Se ci limitiamo a leggere il primo articolo della nostra Costituzione, potremmo essere portati a pensare che chi viene legittimamente eletto al governo possa esercitare le leggi a suo piacimento.
Al contrario, chi vince le elezioni ha il potere di gestire solo temporaneamente le istituzioni, e sempre nel rispetto delle libertà e delle opposizioni.
Confondere questi due verbi è già una forma di autoritarismo, in cui le critiche legittime al governo e qualsiasi altra forma di dissenso finiscono per essere silenziate in quanto “attentato alla nazione”.
Anche additare automaticamente come “parte di un’opposizione” chi esprime delle critiche costituisce una forma di limitazione.
Questo succede per esempio nel giornalismo, dove si dovrebbe essere liberi di indagare anche i fatti che riguardano chi sta al governo, senza ripercussioni.
Del resto, senza discussione non prevalgono le scelte migliori ma quelle di chi ha più potere di imporle.
Nella sua opinione cosa potrebbero fare attivamente i giornalisti per cercare di arginare o proprio ribaltare questa situazione?
Devono semplicemente fare il loro mestiere, non avere paura di pagare un prezzo. Non penso che sia necessaria una vera e propria mobilizzazione della categoria perché avrebbe un significato corporativo – e tutto ciò che è corporativo spesso è negativo – ma piuttosto un’iniezione di coraggio nei giornalisti, costantemente oggetto di querele temerarie che possono costituire un’arretratezza del nostro paese nell’indice della libertà di stampa.
Io stesso, nonostante sia in pensione da dieci anni, sono ancora coinvolto in cause civili e penali.

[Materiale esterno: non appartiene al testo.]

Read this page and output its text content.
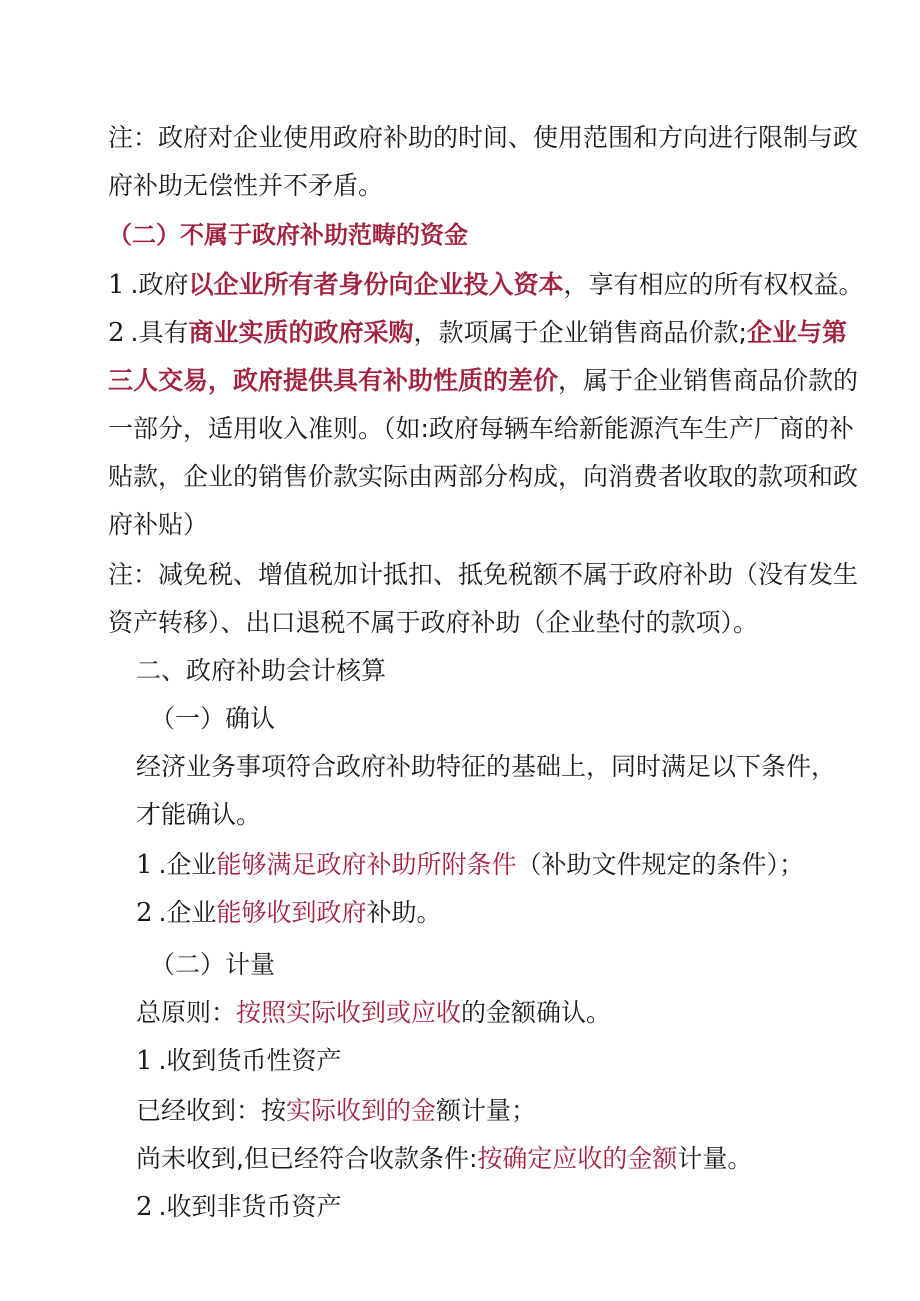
注：政府对企业使用政府补助的时间、使用范围和方向进行限制与政
府补助无偿性并不矛盾。
（二）不属于政府补助范畴的资金
1 .政府以企业所有者身份向企业投入资本，享有相应的所有权权益。
2 .具有商业实质的政府采购，款项属于企业销售商品价款;企业与第
三人交易，政府提供具有补助性质的差价，属于企业销售商品价款的
一部分，适用收入准则。（如:政府每辆车给新能源汽车生产厂商的补
贴款，企业的销售价款实际由两部分构成，向消费者收取的款项和政
府补贴）
注：减免税、增值税加计抵扣、抵免税额不属于政府补助（没有发生
资产转移）、出口退税不属于政府补助（企业垫付的款项）。
二、政府补助会计核算
（一）确认
经济业务事项符合政府补助特征的基础上，同时满足以下条件，
才能确认。
1 .企业能够满足政府补助所附条件（补助文件规定的条件）；
2 .企业能够收到政府补助。
（二）计量
总原则：按照实际收到或应收的金额确认。
1 .收到货币性资产
已经收到：按实际收到的金额计量；
尚未收到,但已经符合收款条件:按确定应收的金额计量。
2 .收到非货币资产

Si tratta di forme di intimidazione nei confronti soprattutto dei giornalisti più giovani, che stanno in testate più fragili, indotte a non disturbare chi comanda.
Se abbiamo una funzione civile in una democrazia è quella di far sì che l’opinione pubblica non sia formata da un insieme di “curve di tifosi”, ma da cittadini correttamente informati che abbiano la libertà di scegliere con spirito critico e beneficio del dubbio.
Secondo lei esiste un’antitesi fra la libertà d’espressione e il diritto ad un’informazione corretta?
La libertà d’espressione si accompagna alle regole: senza regole non c’è responsabilità, né libertà d’espressione, ma soltanto l’arbitrio di costruire la verità che si pensa sia la più funzionale all’esercizio di un potere di qualsiasi natura.
E’ chiaro che ci debba essere una serie di norme che fanno sì che il cittadino sia correttamente informato, cosa che naturalmente passa anche attraverso la deontologia e la responsabilità dei giornalisti – quella, per esempio, di ammettere gli errori che si commettono.
Penso ad esempio a quelle imprese di informazione che in virtù del proprio prestigio, si sentono in dovere di correggersi, di ristabilire un po’ di memoria: si tratta della responsabilità di far sì che questa non sia distorta, che le persone non siano per sempre prigioniere di ciò che hanno commesso.
Il tema del diritto dell’oblio è un diritto europeo; tuttavia bisognerebbe interrogarsi sul perché sia stato sfruttato meglio dai regimi autoritari per iscrivere la storia ad uso e piacimento della gestione del potere contemporaneo.
Lei ha esperienza sia come giornalista che come direttore; se in ambito giornalistico potrebbe essersi sentito in qualche modo limitato nella propria libertà d’espressione, nel ruolo di direttore potrebbe invece aver dovuto imporre linee guida che può aver trovato limitanti. Si riconosce in una di queste circostanze?
Penso che un giornale possa e debba avere delle linee guida, delle opinioni, ma non può pretendere che queste smentiscano o cambino i fatti.
Purtroppo ci sono stati momenti nella storia del giornale in cui questo principio primario non è stato rispettato.
Un bravo giornalista dovrebbe ammettere ciò che di sbagliato ha commesso, e tutti coloro che partecipano alla catena dell’informazione – da chi l’informazione la fa a chi la trasmette ai media – dovrebbero avere l’onestà intellettuale di ricostruire a posteriori ciò che è stato raccontato. Un buon giornalismo si costruisce su un costante senso critico.